Wheeler is not the only one in the bowels of New Zealand’s financial system casting a nervous eye over Trump and his kind in other big economies.

ANZ Chief Economist Cameron Bagrie is well aware of what is at stake here and in the parts of the world that would affected by Trump. ANZ, which is the most active Australasian bank in Asia, also has over NZ$67 billion worth of mortgages lent out in New Zealand, almost 30 percent of which are exposed to Auckland’s over-heated housing market. It is also owes over NZ$40 billion to term depositors here.

Bagrie told me this week the social contract between citizens and their leaders over globalisation is “being ripped up in front of our eyes.”

“Trump is just the start of it,” he said.

Bagrie was particularly worried about what a Trump-led drive to put up tariff barriers and unravel globalised production and distribution systems would do to supply chains that have driven down the price of all sorts of goods and services over the last couple of decades. A reversal could be painful in an inflationary sense.

He said Trump’s recipe for internalising the US economy smacked of the sort of thing that Robert Muldoon tried to do with New Zealand in the late 70s and early 80s — massively interventionist industrial policies and a morass of complicated and capricious barriers to trade. Except Muldoon drinks and Trump doesn’t.

Just the thought of a drunk Robert Muldoon in charge of a Twitter account should be enough to scare anyone. Muldoon vs Trump in a twitter fight would be something else entirely. And let’s not think about the phone call…

Bagrie cautions New Zealand’s households — the sixth most indebted in the world relative to incomes — to think about these risks before they get back into their old habits of using their houses like ATMs.

“It’s midnight at the bar and we have to decide whether to go home now or party on until 4 am,” he said.

He is hopeful that New Zealanders are more cautious this time around and will take note of these risks on the horizon such as Trump. Bagrie’s ANZ is just one of the banks giving homeowners a nudge in that direction out of the bar by offering slightly more attractive deposit rates and higher mortgage rates.

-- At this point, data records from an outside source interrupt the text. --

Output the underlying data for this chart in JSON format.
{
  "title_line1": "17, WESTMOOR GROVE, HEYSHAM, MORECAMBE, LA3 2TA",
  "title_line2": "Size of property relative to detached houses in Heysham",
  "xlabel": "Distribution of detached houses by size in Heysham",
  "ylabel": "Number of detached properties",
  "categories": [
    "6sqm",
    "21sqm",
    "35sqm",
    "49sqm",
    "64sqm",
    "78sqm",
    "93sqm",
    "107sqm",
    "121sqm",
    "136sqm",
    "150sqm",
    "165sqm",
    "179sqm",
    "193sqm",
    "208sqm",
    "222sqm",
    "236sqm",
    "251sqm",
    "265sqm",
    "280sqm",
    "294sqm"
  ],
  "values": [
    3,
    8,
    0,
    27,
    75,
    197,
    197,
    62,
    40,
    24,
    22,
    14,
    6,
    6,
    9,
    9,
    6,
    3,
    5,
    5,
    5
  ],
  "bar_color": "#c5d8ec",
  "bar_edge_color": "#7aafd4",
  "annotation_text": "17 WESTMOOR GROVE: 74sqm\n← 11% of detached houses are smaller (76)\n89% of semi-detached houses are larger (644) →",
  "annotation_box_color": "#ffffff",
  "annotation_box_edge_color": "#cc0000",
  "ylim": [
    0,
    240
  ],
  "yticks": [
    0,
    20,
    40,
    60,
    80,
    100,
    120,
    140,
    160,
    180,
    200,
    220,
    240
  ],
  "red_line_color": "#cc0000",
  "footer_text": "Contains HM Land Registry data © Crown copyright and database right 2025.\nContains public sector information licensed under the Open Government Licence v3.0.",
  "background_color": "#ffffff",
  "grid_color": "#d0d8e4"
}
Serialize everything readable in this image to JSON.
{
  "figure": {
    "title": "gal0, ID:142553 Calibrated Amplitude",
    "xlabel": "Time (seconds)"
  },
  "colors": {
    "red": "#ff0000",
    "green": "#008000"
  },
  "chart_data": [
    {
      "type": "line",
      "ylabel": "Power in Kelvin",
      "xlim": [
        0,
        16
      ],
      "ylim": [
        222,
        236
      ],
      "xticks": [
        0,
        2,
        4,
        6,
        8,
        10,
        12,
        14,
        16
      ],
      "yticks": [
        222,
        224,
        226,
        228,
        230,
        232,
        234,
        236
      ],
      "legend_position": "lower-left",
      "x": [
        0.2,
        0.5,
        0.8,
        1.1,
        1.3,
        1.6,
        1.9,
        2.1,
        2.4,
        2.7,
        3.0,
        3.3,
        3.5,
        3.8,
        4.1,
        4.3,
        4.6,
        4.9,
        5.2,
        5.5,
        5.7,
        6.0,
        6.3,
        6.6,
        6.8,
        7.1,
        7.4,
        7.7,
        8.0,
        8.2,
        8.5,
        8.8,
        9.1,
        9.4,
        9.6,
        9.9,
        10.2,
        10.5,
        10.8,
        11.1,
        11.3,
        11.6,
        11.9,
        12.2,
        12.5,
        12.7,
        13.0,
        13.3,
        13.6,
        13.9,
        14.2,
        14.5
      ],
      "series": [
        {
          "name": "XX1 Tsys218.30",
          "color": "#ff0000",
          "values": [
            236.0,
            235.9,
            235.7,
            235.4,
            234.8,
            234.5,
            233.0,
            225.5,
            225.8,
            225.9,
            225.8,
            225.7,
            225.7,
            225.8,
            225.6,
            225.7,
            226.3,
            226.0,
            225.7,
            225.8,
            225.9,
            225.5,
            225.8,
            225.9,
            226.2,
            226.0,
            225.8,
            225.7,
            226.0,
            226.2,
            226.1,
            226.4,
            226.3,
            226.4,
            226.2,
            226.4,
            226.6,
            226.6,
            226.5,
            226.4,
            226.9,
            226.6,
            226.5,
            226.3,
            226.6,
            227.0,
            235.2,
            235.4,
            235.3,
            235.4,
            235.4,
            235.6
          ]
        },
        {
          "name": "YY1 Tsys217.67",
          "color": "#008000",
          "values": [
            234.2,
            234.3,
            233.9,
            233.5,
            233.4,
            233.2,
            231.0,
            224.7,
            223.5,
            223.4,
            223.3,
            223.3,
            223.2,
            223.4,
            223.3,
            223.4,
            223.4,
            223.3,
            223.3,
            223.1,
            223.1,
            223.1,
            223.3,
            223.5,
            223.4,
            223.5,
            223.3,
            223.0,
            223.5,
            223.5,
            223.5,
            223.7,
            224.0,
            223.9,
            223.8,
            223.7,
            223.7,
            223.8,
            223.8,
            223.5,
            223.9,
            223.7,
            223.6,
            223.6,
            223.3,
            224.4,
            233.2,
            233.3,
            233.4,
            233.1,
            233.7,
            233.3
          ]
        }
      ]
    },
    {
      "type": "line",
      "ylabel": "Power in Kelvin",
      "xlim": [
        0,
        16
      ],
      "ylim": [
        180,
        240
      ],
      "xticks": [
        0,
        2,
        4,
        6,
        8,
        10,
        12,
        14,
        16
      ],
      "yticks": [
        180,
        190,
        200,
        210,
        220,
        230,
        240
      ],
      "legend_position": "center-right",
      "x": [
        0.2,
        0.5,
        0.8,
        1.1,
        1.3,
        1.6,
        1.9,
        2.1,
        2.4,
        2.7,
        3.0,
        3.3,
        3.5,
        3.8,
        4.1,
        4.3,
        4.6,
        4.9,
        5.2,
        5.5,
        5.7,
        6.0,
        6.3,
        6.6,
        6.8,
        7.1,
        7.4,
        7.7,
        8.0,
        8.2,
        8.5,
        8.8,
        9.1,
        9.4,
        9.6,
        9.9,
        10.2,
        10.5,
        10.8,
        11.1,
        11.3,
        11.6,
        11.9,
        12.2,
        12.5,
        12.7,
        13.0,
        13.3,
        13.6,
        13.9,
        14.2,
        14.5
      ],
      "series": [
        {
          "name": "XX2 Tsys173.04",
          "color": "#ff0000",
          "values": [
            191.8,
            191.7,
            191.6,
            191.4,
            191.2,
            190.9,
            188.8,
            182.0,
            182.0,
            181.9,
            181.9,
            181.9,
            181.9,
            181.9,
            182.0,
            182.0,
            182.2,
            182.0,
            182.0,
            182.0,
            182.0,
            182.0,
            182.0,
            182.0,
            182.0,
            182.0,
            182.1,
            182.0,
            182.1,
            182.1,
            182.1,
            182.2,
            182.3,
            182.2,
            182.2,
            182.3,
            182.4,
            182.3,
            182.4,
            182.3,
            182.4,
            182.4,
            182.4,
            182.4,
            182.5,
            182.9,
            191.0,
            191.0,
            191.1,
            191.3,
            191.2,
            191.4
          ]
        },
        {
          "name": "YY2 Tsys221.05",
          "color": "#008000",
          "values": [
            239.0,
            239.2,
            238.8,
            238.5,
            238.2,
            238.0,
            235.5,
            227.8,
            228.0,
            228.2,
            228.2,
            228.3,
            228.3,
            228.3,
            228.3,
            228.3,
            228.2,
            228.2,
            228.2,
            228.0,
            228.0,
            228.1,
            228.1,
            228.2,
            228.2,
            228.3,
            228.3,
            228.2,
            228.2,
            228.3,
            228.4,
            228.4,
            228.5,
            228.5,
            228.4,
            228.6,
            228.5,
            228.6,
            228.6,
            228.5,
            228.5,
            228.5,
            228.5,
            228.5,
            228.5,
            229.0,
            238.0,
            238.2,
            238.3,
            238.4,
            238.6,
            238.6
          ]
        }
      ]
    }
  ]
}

First NZ Capital Economist Chris Green is also eyeing the potential for higher interest rates globally that trickle down here. “You can certainly see a scenario where interest rates rise globally and New Zealand’s rise with them,” he said.

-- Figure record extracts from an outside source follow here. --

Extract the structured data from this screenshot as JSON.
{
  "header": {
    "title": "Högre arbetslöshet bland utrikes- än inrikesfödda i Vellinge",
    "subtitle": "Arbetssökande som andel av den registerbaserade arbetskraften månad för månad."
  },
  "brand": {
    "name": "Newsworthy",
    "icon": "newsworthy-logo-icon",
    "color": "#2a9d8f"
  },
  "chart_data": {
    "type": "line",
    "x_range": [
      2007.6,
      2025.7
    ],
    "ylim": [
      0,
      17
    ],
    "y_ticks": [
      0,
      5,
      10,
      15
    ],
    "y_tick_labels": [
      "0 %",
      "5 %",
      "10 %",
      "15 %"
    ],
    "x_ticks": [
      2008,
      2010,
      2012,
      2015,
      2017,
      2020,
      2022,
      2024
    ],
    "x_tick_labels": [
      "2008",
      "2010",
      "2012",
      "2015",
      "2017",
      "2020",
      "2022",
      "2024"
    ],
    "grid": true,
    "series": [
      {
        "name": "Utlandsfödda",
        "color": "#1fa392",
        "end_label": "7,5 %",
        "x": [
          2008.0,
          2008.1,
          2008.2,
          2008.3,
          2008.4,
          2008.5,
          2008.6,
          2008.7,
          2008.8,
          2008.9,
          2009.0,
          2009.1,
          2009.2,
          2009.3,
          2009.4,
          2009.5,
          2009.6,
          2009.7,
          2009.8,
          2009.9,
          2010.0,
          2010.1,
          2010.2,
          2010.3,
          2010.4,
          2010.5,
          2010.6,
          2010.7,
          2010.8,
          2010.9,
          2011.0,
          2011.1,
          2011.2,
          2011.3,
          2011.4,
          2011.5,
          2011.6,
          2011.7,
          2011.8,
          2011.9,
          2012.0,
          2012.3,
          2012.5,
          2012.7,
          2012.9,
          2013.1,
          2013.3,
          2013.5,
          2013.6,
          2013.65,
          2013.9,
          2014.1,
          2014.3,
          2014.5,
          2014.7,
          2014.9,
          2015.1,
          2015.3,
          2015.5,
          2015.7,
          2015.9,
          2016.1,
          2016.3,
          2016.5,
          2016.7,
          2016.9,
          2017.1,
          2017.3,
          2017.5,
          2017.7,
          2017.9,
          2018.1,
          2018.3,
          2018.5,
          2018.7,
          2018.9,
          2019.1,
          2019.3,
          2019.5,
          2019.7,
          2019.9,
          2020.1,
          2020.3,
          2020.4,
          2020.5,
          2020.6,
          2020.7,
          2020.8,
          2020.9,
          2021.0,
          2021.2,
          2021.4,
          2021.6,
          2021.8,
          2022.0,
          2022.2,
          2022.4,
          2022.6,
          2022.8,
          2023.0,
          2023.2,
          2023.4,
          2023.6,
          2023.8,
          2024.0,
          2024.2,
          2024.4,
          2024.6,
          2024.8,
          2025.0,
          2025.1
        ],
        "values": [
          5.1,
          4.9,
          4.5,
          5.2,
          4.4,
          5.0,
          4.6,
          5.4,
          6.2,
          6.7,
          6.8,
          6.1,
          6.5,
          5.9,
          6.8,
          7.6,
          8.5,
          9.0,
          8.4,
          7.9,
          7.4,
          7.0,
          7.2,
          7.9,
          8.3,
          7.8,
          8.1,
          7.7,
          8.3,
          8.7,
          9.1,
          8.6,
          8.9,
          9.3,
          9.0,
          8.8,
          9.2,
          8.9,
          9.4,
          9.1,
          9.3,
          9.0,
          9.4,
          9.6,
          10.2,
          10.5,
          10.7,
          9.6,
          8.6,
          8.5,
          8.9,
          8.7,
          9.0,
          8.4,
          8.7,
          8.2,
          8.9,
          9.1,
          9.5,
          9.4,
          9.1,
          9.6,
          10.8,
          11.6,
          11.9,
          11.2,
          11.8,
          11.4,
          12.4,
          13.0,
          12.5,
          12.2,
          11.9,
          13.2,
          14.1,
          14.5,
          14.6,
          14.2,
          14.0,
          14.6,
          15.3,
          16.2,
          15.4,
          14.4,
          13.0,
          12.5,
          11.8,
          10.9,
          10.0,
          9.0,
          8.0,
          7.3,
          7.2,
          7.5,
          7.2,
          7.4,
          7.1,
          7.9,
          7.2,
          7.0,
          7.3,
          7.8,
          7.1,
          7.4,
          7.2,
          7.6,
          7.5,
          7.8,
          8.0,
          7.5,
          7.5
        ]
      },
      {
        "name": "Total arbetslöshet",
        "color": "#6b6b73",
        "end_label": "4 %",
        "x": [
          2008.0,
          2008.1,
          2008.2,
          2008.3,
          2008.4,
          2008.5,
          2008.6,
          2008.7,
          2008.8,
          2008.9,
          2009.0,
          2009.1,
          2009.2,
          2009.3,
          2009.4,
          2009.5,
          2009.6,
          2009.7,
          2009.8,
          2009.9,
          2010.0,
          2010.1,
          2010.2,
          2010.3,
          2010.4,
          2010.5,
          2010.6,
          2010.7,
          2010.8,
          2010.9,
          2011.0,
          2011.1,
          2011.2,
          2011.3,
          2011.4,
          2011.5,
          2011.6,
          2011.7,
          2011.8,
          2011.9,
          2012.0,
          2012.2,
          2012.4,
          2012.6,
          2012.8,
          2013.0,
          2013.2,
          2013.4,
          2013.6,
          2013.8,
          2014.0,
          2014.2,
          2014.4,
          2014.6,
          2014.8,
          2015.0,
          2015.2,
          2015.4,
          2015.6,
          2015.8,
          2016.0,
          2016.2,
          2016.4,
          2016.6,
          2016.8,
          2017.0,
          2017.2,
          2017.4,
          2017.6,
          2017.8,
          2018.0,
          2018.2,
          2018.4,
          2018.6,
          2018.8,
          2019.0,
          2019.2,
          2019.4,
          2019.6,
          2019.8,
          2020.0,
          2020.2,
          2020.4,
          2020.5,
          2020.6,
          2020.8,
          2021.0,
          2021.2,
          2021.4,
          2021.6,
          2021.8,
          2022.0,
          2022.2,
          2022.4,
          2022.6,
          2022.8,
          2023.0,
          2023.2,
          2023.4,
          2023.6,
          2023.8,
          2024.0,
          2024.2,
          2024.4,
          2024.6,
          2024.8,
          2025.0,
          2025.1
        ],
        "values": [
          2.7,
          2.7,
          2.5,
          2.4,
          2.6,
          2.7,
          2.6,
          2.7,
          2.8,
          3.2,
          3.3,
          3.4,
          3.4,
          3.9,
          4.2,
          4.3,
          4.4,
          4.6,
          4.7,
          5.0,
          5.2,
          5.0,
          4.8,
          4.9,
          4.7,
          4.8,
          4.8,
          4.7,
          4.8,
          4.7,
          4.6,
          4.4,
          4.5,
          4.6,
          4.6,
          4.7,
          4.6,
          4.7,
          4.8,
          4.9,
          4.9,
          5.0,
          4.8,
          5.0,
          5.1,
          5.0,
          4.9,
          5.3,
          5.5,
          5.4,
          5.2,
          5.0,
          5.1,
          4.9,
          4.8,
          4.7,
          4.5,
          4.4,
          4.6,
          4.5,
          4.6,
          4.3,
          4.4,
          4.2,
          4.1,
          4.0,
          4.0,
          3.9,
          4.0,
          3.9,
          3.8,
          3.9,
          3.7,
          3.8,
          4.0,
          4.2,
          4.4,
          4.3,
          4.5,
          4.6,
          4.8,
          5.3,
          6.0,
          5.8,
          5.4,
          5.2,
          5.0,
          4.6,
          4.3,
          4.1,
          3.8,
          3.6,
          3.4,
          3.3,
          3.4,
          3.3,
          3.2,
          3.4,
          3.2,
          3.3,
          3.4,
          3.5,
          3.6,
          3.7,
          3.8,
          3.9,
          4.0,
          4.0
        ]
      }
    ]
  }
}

Green also sees the perverse potential for a higher New Zealand dollar in a Trump-led trade war, given Trump’s preference for a weak US currency.

The larger fear is that Trump’s policies might just take the world back to a Muldoon-like world that we saw in the 70s where inflation and unemployment rose at the same time as growth slowed — stagflation. Normally inflation and unemployment go in opposite directions.

That would be the type of economic tide that Trump would struggle to turn back with a tirade of tweets.

‘Rising inflation and a slowing economy are a disaster! So unfair!’